Volume levels are low with either the speaker or headsets. At an amusement park you will easily
miss calls, even if you use the call tone.
The sound quality of the received audio is nice and clear. There is no background hiss or
crackling within the very functional operational range of this unit.
My wife and I have used these radios from a home-to-car, and home-to-store type situation. In
both cases there was a perfect signal. We can use these radios to communicate from our house
to the grocery store and video store which are about 1/3 a mile away. Bear in mind
that these are concrete-and-steel stores... the radios work without a hitch.
I have NOT done a maximum range test. In my mind I do not need to. I have used these radios
in rather harsh operating conditions and they have performed perfectly. I believe they will
easily meet or exceed any FRS expectations.

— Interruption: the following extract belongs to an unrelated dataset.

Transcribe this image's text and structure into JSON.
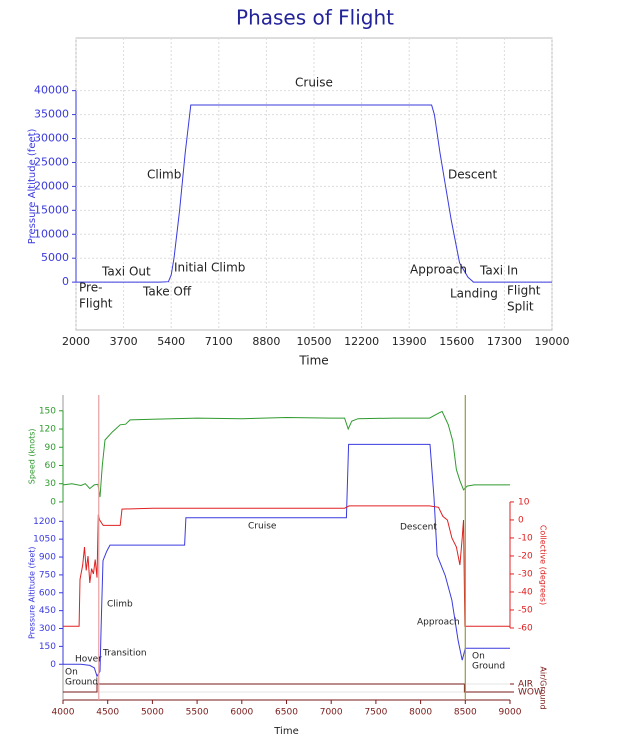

These radios are advertised as having a 500 mW power output. Many manufacturers rate this as input
power, before antenna loss, not actual transmitted power from the antenna. This radio's FCC data shows
an Effective Radiated power above 475 mW, which means you ARE getting this power sent over the air with
a very efficient transmitter. FCC data sheets confirm these thoughts with a very stable signal report.
Receive sensitivity is right with the best of them. These radios had a better receive
sensitivity than my $100 a unit Kenwood units. They were right on par with my most sensitive
receiving units. You pair a hot receiver with an efficient transmitter and you get PERFORMANCE!
Appearance and control layout: A
Ease in operation: A
Battery lifetime: A
Operating range: A
Signal quality: A
I considered the experience with these radios to be a joy. I was provided with a set of
battery packs and a dual well desk charger. These radios can be charged and ready to go
in a moment's notice. I am very proud to have a batch of these radios to add to my FRS
radio collection. I am sure they will provide me with many years of good trouble free use.
These radios have the features of units costing twice as much. They also perform in many cases
better than the most expensive units.
Additionally, When using the desk charger, sufficient current is provided to both charge the radios and
provide operating power.... This could provide a "base station" like system.